Dia harus pergi sesegera mungkin. Paling tidak, dia harus pergi sebelum pihak lain muncul dari pembatas ruang. Hanya dengan begitu dia bisa memastikan keselamatannya.
Dengan sangat cepat, sinar oranye membentuk pintu di penghalang spasial dan Chen Sanyang memaksakan diri untuk berdiri dan merapikan pakaiannya meskipun penampilannya tampak lusuh. Dia membungkuk dalam-dalam. “Murid Chen Sanyang memberi salam kepada Tetua Liang!”
“Hmph!” Sebuah dengusan menggema di udara saat seorang lelaki tua dengan rambut putih menipis melangkah keluar dari pintu oranye. “Bocah Chen, kau membuat kesalahan!”

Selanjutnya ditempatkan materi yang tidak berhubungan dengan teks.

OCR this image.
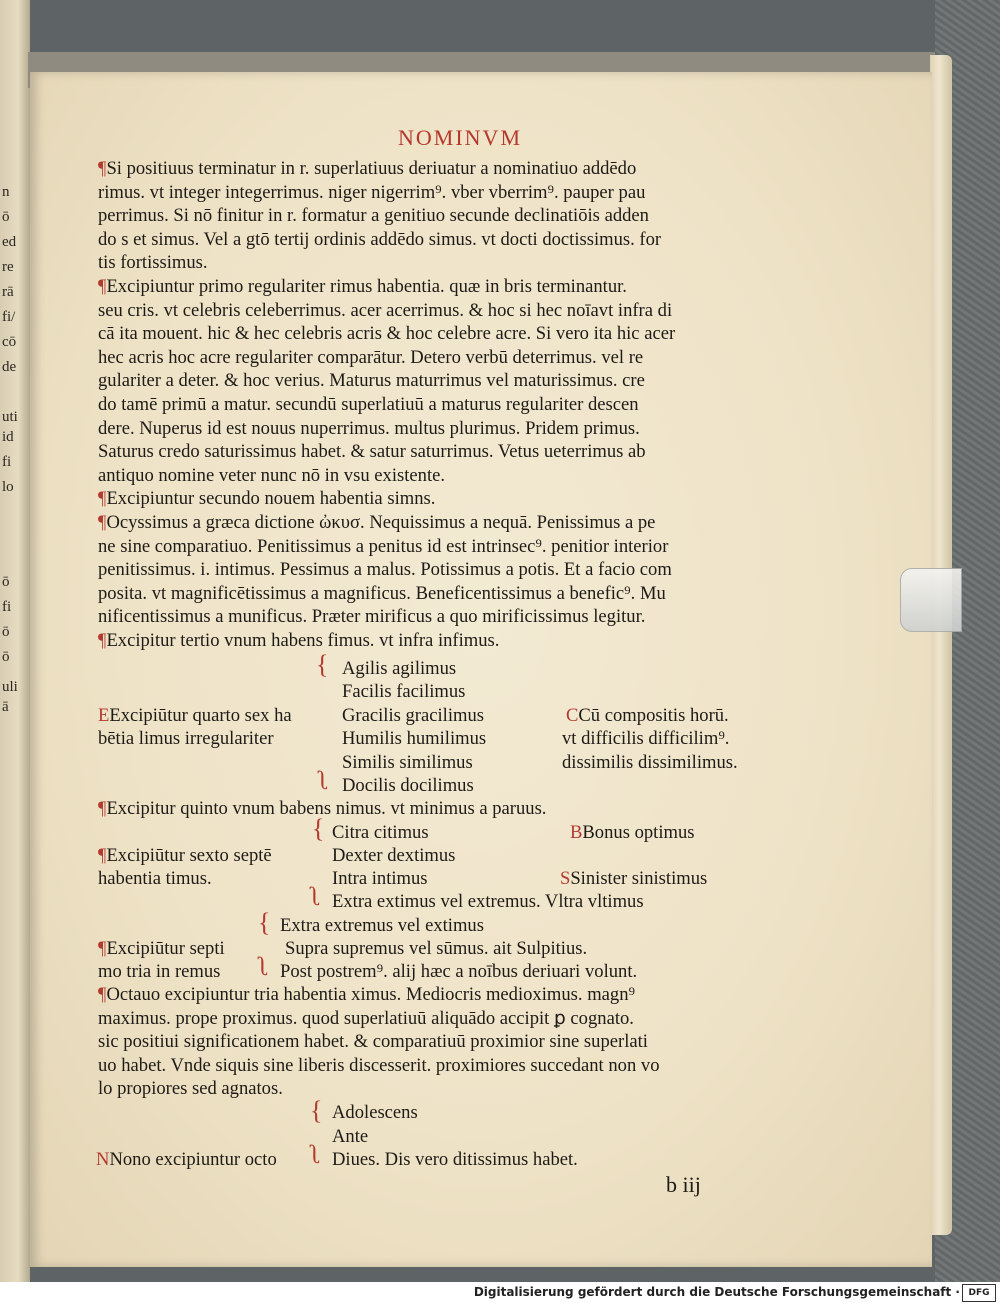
n
ō
ed
re
rā
fi/
cō
de
uti
id
fi
lo
ō
fi
ō
ō
uli
ā
NOMINVM
¶Si positiuus terminatur in r. superlatiuus deriuatur a nominatiuo addēdo
rimus. vt integer integerrimus. niger nigerrim⁹. vber vberrim⁹. pauper pau
perrimus. Si nō finitur in r. formatur a genitiuo secunde declinatiōis adden
do s et simus. Vel a gtō tertij ordinis addēdo simus. vt docti doctissimus. for
tis fortissimus.
¶Excipiuntur primo regulariter rimus habentia. quæ in bris terminantur.
seu cris. vt celebris celeberrimus. acer acerrimus. & hoc si hec noīavt infra di
cā ita mouent. hic & hec celebris acris & hoc celebre acre. Si vero ita hic acer
hec acris hoc acre regulariter comparātur. Detero verbū deterrimus. vel re
gulariter a deter. & hoc verius. Maturus maturrimus vel maturissimus. cre
do tamē primū a matur. secundū superlatiuū a maturus regulariter descen
dere. Nuperus id est nouus nuperrimus. multus plurimus. Pridem primus.
Saturus credo saturissimus habet. & satur saturrimus. Vetus ueterrimus ab
antiquo nomine veter nunc nō in vsu existente.
¶Excipiuntur secundo nouem habentia simns.
¶Ocyssimus a græca dictione ὠκυσ. Nequissimus a nequā. Penissimus a pe
ne sine comparatiuo. Penitissimus a penitus id est intrinsec⁹. penitior interior
penitissimus. i. intimus. Pessimus a malus. Potissimus a potis. Et a facio com
posita. vt magnificētissimus a magnificus. Beneficentissimus a benefic⁹. Mu
nificentissimus a munificus. Præter mirificus a quo mirificissimus legitur.
¶Excipitur tertio vnum habens fimus. vt infra infimus.
{
EExcipiūtur quarto sex ha
bētia limus irregulariter
Agilis agilimus
Facilis facilimus
Gracilis gracilimus
Humilis humilimus
Similis similimus
ʅ Docilis docilimus
CCū compositis horū.
vt difficilis difficilim⁹.
dissimilis dissimilimus.
¶Excipitur quinto vnum babens nimus. vt minimus a paruus.
{ Citra citimus
Dexter dextimus
Intra intimus
ʅ Extra extimus vel extremus. Vltra vltimus
¶Excipiūtur sexto septē
habentia timus.
BBonus optimus
SSinister sinistimus
{ Extra extremus vel extimus
¶Excipiūtur septi
mo tria in remus
Supra supremus vel sūmus. ait Sulpitius.
ʅ Post postrem⁹. alij hæc a noībus deriuari volunt.
¶Octauo excipiuntur tria habentia ximus. Mediocris medioximus. magn⁹
maximus. prope proximus. quod superlatiuū aliquādo accipit ꝑ cognato.
sic positiui significationem habet. & comparatiuū proximior sine superlati
uo habet. Vnde siquis sine liberis discesserit. proximiores succedant non vo
lo propiores sed agnatos.
{ Adolescens
Ante
ʅ Diues. Dis vero ditissimus habet.
NNono excipiuntur octo
b iij
Digitalisierung gefördert durch die Deutsche Forschungsgemeinschaft · DFG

Wajah Chen Sanyang yang semula pucat menjadi lebih pucat lagi, tetapi dia tidak tahu apa yang telah dilakukannya.
Tetua itu tak lagi berusaha berbicara dengannya dan pandangannya menyapu hutan lebat di sekitar mereka. Raungan keras keluar dari bibirnya. “Aku ingin tahu ahli mana yang mempermainkanku? Aku Liang Shuangren dari Tanah Suci Changbai dan kuharap kau bisa menunjukkan dirimu!”